Thanks for your explorer based solution.

I had the hope that there is a solution which is more performant than with plain elixir.

Anyways. I think I follow your suggestion and try to directly use polars.

Hopefully with this I collect enough knowledge to contribute to explorer some day.

Thx again

Cheers
Frank

billylanchantin · September 28, 2023, 2:44pm

Sure thing

Some other thoughts while it’s on my mind.
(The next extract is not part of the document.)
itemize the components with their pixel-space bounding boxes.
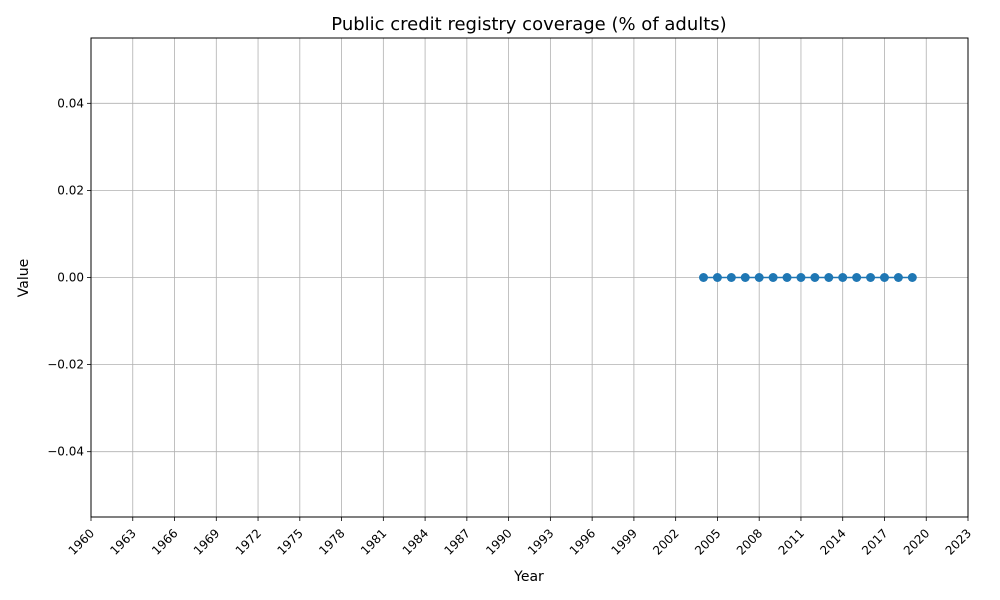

The interpolation operation is not very array-programming friendly. Check out what these two major implementations are doing:

Both are quite loop heavy. The reason is that the two arrays in question – the original array and the array of points to sample at – are different sizes. Fundamentally, some work needs to be done to figure out which values of the original array are relevant to each sampling point.

Now this fact is essentially irrelevant to Explorer since Explorer is using Polars under the hood (at least the primary backend is). Adding interpolation to Explorer is more about API design than it is about algorithms. I mostly note this fundamental limitation of interpolation to set expectations about what’s possible from an Elixir-based solution.